Between Jessica’s hostilities and my stepmother’s indifference, I sank into a very deep depression. One that I hid well with sarcasm and sass, but the incident sparked a cycle of self-destructive behavior that took me years to crawl out of.
Oddly enough, Reyes was the one who knocked me out of the depression itself. His situation made me appreciate what I had, namely a father who didn’t kick my ass for the sheer joy of it. I had a dad who loved me, a commodity Reyes lacked. Yet he wasn’t wallowing in a cesspool of self-pity. His life was a hundred times worse than mine, but he didn’t feel the least bit sorry for himself. Not from what I’d seen, anyway. So I’d put my little pity party on hold.
Trust, however, was another issue. Trusting the living had never been my strong suit to begin with. But this was Cookie. The best friend I’d ever had. She’d accepted everything I ever told her without doubt or contempt or instantaneous musings of monetary gain.
“And you think I won’t be able to handle what you tell me?”
“No. That’s just it. If anyone can handle it, you can. I just don’t know if I want to do that to you.” I put a hand on her arm and leaned forward, willing her to understand. “It’s not always better knowing.”
After a long pause, she gathered the files with a weak smile on her face. “Your abilities are a part of you, Charley, a part of who you are. I don’t think there’s a thing you could tell me that would change my perception of you.”
“It’s not your perception of me I’m worried about.”
“It’s late,” she said, slipping papers into a file folder. “And you need to get to bed.”
Had I hurt her feelings? Did she think I didn’t want her to know? Sharing every part of my life with a very best friend whom I could confide in would be like finding the pot of green chili stew at the end of the rainbow. Did I dare? Could I risk one of the best things that had ever happened to me?
It was late, but as wonderful as slipping into unconsciousness sounded, the thought of telling Cookie everything—of her knowing the truth, the whole truth, and nothing but the truth—had my adrenaline pumping. It would be nice to have someone to trust in, a confidante, a comrade in arms and hair gel, despite the fact that it was almost two in the morning and I was exhausted and sore and near comatose. I just prayed neither of us was biting off more than we could chew. I did that once with bubble gum. It wasn’t pleasant.
Maybe I could take a chance. Just this once. Maybe she’d come out of it unscathed and as sane as she was going in. Not that that was saying much, but still.

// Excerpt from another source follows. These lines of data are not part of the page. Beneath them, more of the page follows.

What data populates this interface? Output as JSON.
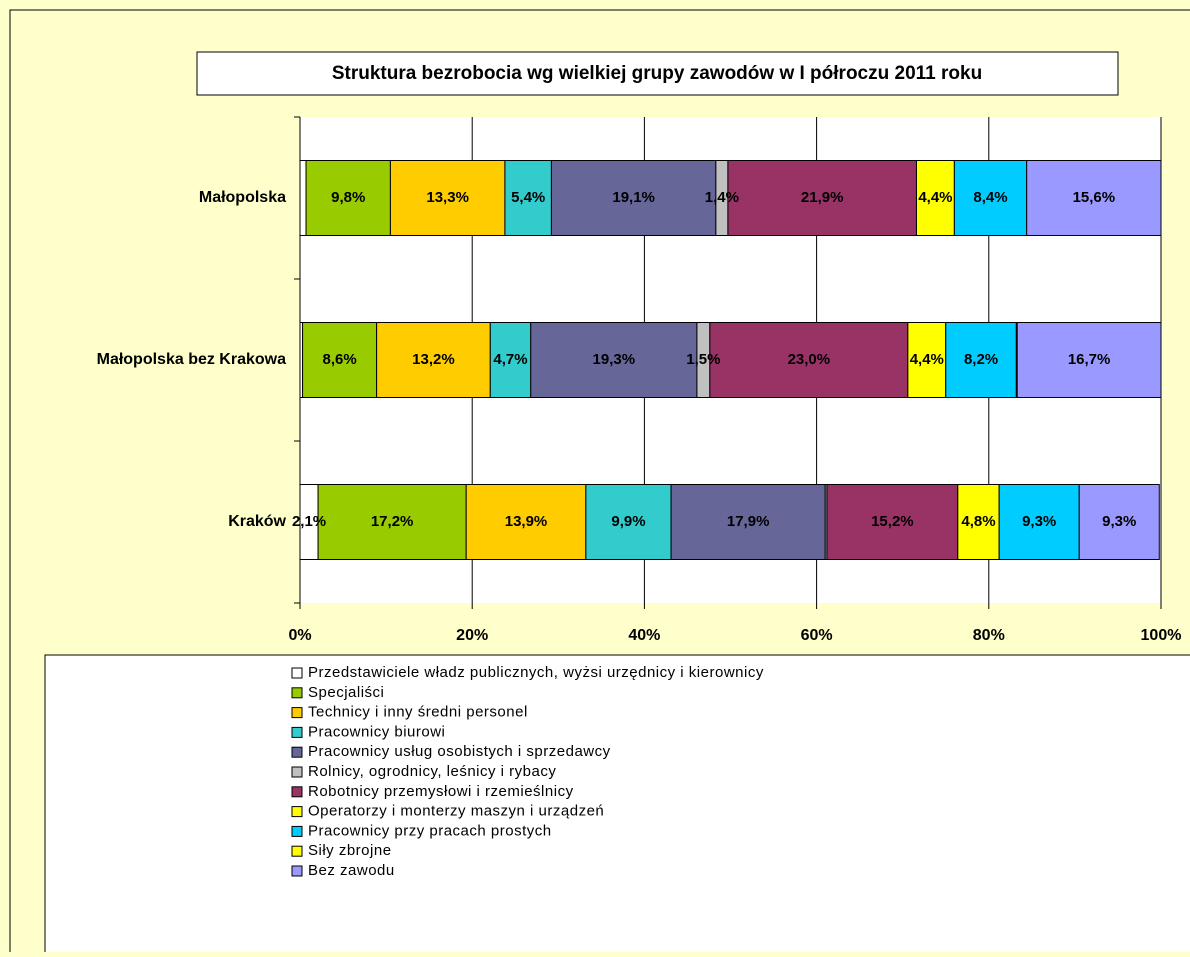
{
  "chart_data": {
    "type": "stacked-bar-horizontal",
    "title": "Struktura bezrobocia wg wielkiej grupy zawodów w I półroczu 2011 roku",
    "categories": [
      "Małopolska",
      "Małopolska bez Krakowa",
      "Kraków"
    ],
    "series": [
      {
        "name": "Przedstawiciele władz publicznych, wyżsi urzędnicy i kierownicy",
        "color": "#ffffff",
        "values": [
          0.7,
          0.3,
          2.1
        ],
        "value_labels": [
          null,
          null,
          "2,1%"
        ]
      },
      {
        "name": "Specjaliści",
        "color": "#99cc00",
        "values": [
          9.8,
          8.6,
          17.2
        ],
        "value_labels": [
          "9,8%",
          "8,6%",
          "17,2%"
        ]
      },
      {
        "name": "Technicy i inny średni personel",
        "color": "#ffcc00",
        "values": [
          13.3,
          13.2,
          13.9
        ],
        "value_labels": [
          "13,3%",
          "13,2%",
          "13,9%"
        ]
      },
      {
        "name": "Pracownicy biurowi",
        "color": "#33cccc",
        "values": [
          5.4,
          4.7,
          9.9
        ],
        "value_labels": [
          "5,4%",
          "4,7%",
          "9,9%"
        ]
      },
      {
        "name": "Pracownicy usług osobistych i sprzedawcy",
        "color": "#666699",
        "values": [
          19.1,
          19.3,
          17.9
        ],
        "value_labels": [
          "19,1%",
          "19,3%",
          "17,9%"
        ]
      },
      {
        "name": "Rolnicy, ogrodnicy, leśnicy i rybacy",
        "color": "#c0c0c0",
        "values": [
          1.4,
          1.5,
          0.2
        ],
        "value_labels": [
          "1,4%",
          "1,5%",
          null
        ]
      },
      {
        "name": "Robotnicy przemysłowi i rzemieślnicy",
        "color": "#993366",
        "values": [
          21.9,
          23.0,
          15.2
        ],
        "value_labels": [
          "21,9%",
          "23,0%",
          "15,2%"
        ]
      },
      {
        "name": "Operatorzy i monterzy maszyn i urządzeń",
        "color": "#ffff00",
        "values": [
          4.4,
          4.4,
          4.8
        ],
        "value_labels": [
          "4,4%",
          "4,4%",
          "4,8%"
        ]
      },
      {
        "name": "Pracownicy przy pracach prostych",
        "color": "#00ccff",
        "values": [
          8.4,
          8.2,
          9.3
        ],
        "value_labels": [
          "8,4%",
          "8,2%",
          "9,3%"
        ]
      },
      {
        "name": "Siły zbrojne",
        "color": "#ffff00",
        "values": [
          0.0,
          0.1,
          0.0
        ],
        "value_labels": [
          null,
          null,
          null
        ]
      },
      {
        "name": "Bez zawodu",
        "color": "#9999ff",
        "values": [
          15.6,
          16.7,
          9.3
        ],
        "value_labels": [
          "15,6%",
          "16,7%",
          "9,3%"
        ]
      }
    ],
    "xlim": [
      0,
      100
    ],
    "xticks": [
      {
        "value": 0,
        "label": "0%"
      },
      {
        "value": 20,
        "label": "20%"
      },
      {
        "value": 40,
        "label": "40%"
      },
      {
        "value": 60,
        "label": "60%"
      },
      {
        "value": 80,
        "label": "80%"
      },
      {
        "value": 100,
        "label": "100%"
      }
    ],
    "grid": true,
    "legend": "bottom"
  }
}
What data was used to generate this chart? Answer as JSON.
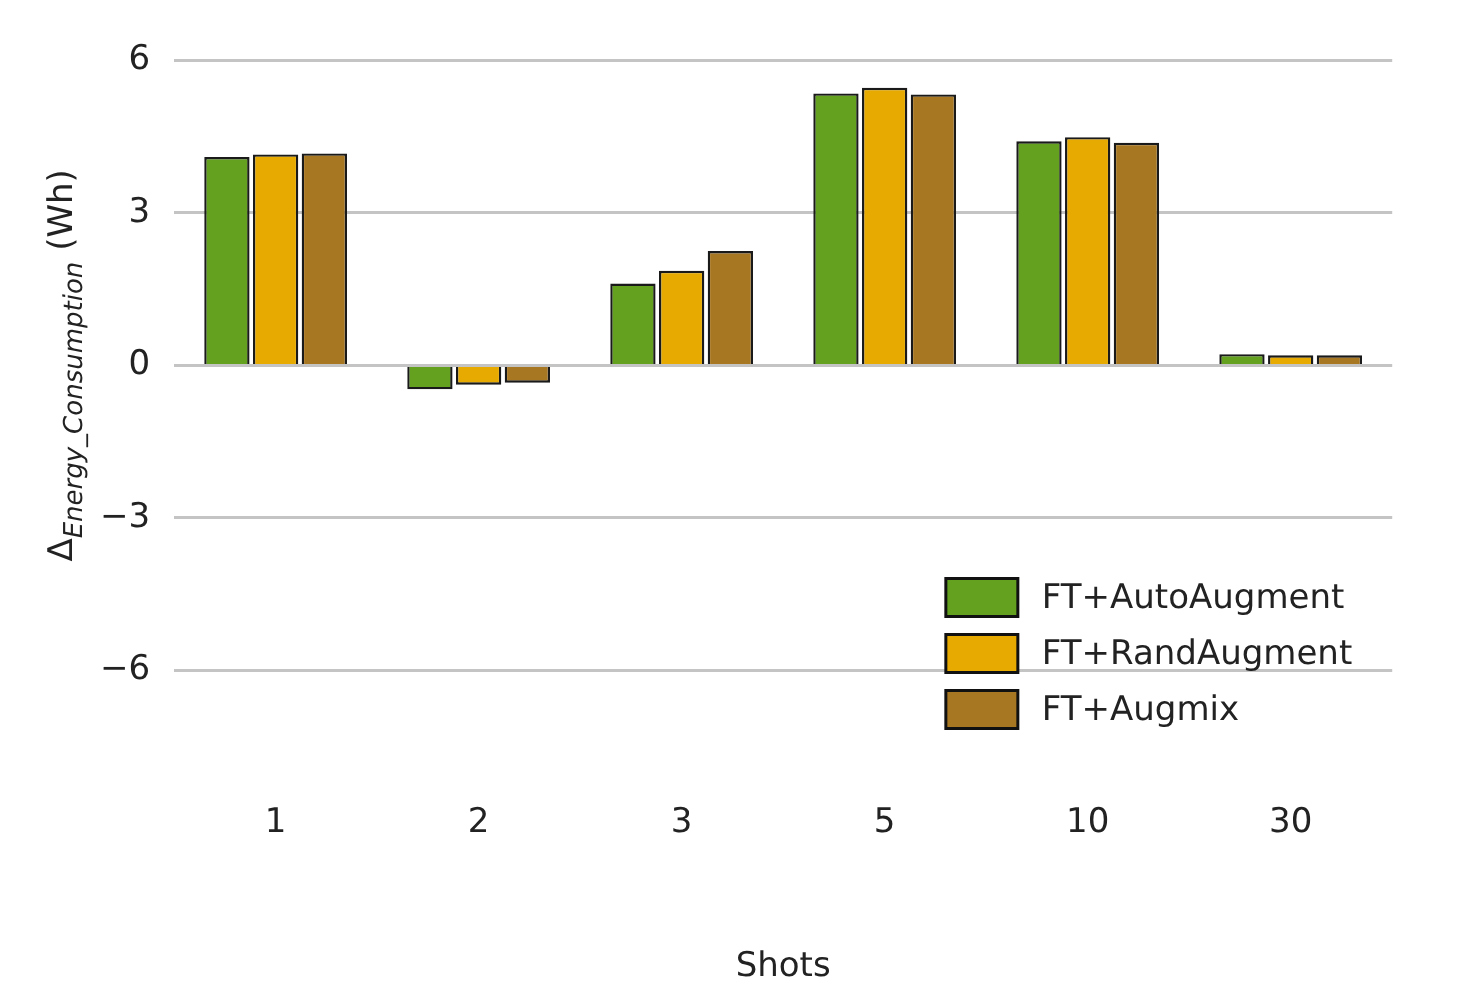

I ran a finger along the edge of my coffee mug, unable to meet her gaze. I was about to change her life forever. And not necessarily in a good way. “He’s like smoke,” I said, and I felt her still beside me. “And he’s powerful. I can feel it pulse off him in waves. It makes me weak when he’s near, like he absorbs a part of me.”
She sat quiet for a few stunned moments, then placed the files back on the desk. She’d crossed a schism, a gap between two worlds that few people even knew about. As of this point in time, Cookie Kowalski would never be the same again.
“And that’s who you saw today?” she asked.
“In the warehouse, yes. But this morning as well, when Reyes appeared in the office.”
“This being was there?”
“No. I’m beginning to think he and Reyes are the same kind of being. But Reyes is real, a human, and then I keep seeing these blurs lately and having unimaginable sex in my sleep, and then he shows up in my shower—”
“Shower?”
“—and he called me Dutch the day I was born, just like Reyes, only Reyes was too young to be there when I was born, duh, so how did he know? How did the Big Bad know what Reyes would call me fifteen years later?”
The coffee mug slipped from my fingers, as Cookie placed it on the desk. “No more caffeine.”
“Sorry,” I said, trying to suppress a sheepish grin.
“We should start at the beginning.” She patted my arm in support. “Unless you want to start with the shower scene.”
“There’s just so much I’ve never told you, Cookie. It’s a lot to handle.”
“Charley, you’re a lot to handle.”
I chuckled, snatched my cup back, and downed the last of my coffee.
“When did you first have contact with this being?”
“The day I was born.” Wasn’t she listening? “That was the first time I saw ‘the Big Bad,’ ” I said, adding air quotes for effect.
“The Big—”
“He’s the smoke. He’s this creature-slash-monster-type thing that shows up at the most bizarre times. Mostly when my life is in danger. We should make popcorn.”
She scooted to the edge of her seat. “And he was there the day you were born?”
“Yep. I just call him the Big Bad because Humongous Slithering Creature that Scares the Ever-Lovin’ Piss Outta Me is too long.”
Cookie nodded, enthralled with where my story might lead, aware by now that my accounts were a bit more engrossing than the average my-aunt-had-a-ghost-living-in-her-attic tale. Mine were not the stuff of campfires or slumber parties. Which could explain the lack of invitations growing up.
“Anywho, like I said, he was there the day I was born.”
She held her cup in limbo between the table and her mouth, trying very hard not to drool. I hadn’t realized until that moment how much she’d been craving to know more. How much my silence had affected her.